قالب وردپرس درنا توس
Home / Science / Solar parks in space could be the next limit for renewable energy

Solar parks in space could be the next limit for renewable energy



Get the Mach newsletter.

By Denise Chow and Alyssa Newcomb

With the acceleration of the green energy transition, solar farms have become a familiar sight across the nation and around the world. But China is taking solar energy to a whole new level. The nation has announced plans to put a solar power plant into orbit by 2050, a feat that would make it the first nation to harness solar energy in space and shine it to Earth.

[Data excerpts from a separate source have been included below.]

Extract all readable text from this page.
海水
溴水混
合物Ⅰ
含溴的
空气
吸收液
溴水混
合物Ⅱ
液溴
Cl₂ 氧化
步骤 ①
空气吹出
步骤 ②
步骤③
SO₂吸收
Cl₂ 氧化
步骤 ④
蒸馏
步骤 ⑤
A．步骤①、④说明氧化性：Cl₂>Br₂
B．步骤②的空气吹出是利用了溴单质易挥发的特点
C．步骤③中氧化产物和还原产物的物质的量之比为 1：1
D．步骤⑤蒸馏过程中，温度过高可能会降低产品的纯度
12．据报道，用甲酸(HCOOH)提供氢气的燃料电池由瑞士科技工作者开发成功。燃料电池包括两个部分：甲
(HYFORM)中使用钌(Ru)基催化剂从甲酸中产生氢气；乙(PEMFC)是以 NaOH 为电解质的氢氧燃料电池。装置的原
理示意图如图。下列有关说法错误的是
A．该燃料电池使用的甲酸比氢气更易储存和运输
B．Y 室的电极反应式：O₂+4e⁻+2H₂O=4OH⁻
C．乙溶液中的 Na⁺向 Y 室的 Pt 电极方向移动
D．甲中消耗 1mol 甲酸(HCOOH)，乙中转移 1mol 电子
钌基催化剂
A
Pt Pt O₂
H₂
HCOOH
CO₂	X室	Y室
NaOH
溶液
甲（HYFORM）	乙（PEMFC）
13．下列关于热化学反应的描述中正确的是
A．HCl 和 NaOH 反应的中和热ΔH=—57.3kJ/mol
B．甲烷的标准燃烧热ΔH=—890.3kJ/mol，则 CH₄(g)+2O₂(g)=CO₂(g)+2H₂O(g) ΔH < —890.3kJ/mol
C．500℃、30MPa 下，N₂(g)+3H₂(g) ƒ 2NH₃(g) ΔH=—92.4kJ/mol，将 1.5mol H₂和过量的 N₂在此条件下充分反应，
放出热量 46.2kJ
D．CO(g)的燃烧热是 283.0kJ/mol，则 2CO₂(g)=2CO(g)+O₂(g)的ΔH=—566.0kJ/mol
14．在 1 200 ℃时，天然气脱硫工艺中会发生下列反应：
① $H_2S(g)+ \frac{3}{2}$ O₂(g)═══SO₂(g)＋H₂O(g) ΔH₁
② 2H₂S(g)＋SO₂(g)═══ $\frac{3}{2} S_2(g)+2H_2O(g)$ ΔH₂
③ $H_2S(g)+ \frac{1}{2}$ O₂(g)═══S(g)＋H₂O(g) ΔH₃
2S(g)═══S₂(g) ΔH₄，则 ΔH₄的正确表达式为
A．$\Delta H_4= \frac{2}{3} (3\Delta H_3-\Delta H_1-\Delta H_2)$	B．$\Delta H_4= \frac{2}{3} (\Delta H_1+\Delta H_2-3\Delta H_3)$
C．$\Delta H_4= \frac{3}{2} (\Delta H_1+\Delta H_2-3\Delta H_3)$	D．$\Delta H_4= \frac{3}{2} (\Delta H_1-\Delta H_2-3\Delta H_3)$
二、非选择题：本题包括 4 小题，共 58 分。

As the sun always shines in outer space, in space solar power is regarded as a uniquely reliable source of renewable energy.

"You do not have to deal with the day and night cycle and you do not have to deal with clouds or seasons. You have eight to nine times more power available," says Ali Hajimiri, a professor of electrical engineering at the California Institute of Technology and Director of the Space Solar Power Project of the University.

Of course, the development of hardware that is available for detecting and transmitting solar energy and launching the system into space is difficult and costly, but China is on the rise: The nation is building a test facility in the southwestern city of Chongqing to determine the best way to transfer solar energy from orbit to the ground, the China Daily reported.

An old idea picked up again

The idea of ​​space-based solar energy Being a reliable source of renewable energy is not new, it started in the 1

970s Years, however, the research largely remained, because the technological requirements were considered too complex. However, with the advances in wireless transmission and the improvements in the design and efficiency of photovoltaic cells, this seems to be changing.

"We're seeing a bit of resurgence now, and that's probably because this is possible thanks to new technologies," said John Mankins, a physicist who led NASA's efforts in this area in the 1990s before the space agency

Population growth may be another reason for Mankin's renewed interest in space-based solar power, with the world's population expected to grow to 9 billion by 2050, experts might say that this could become an important path to cover the world's energy needs – especially in Japan, Northern Europe and other parts of the world that are not particularly sunny.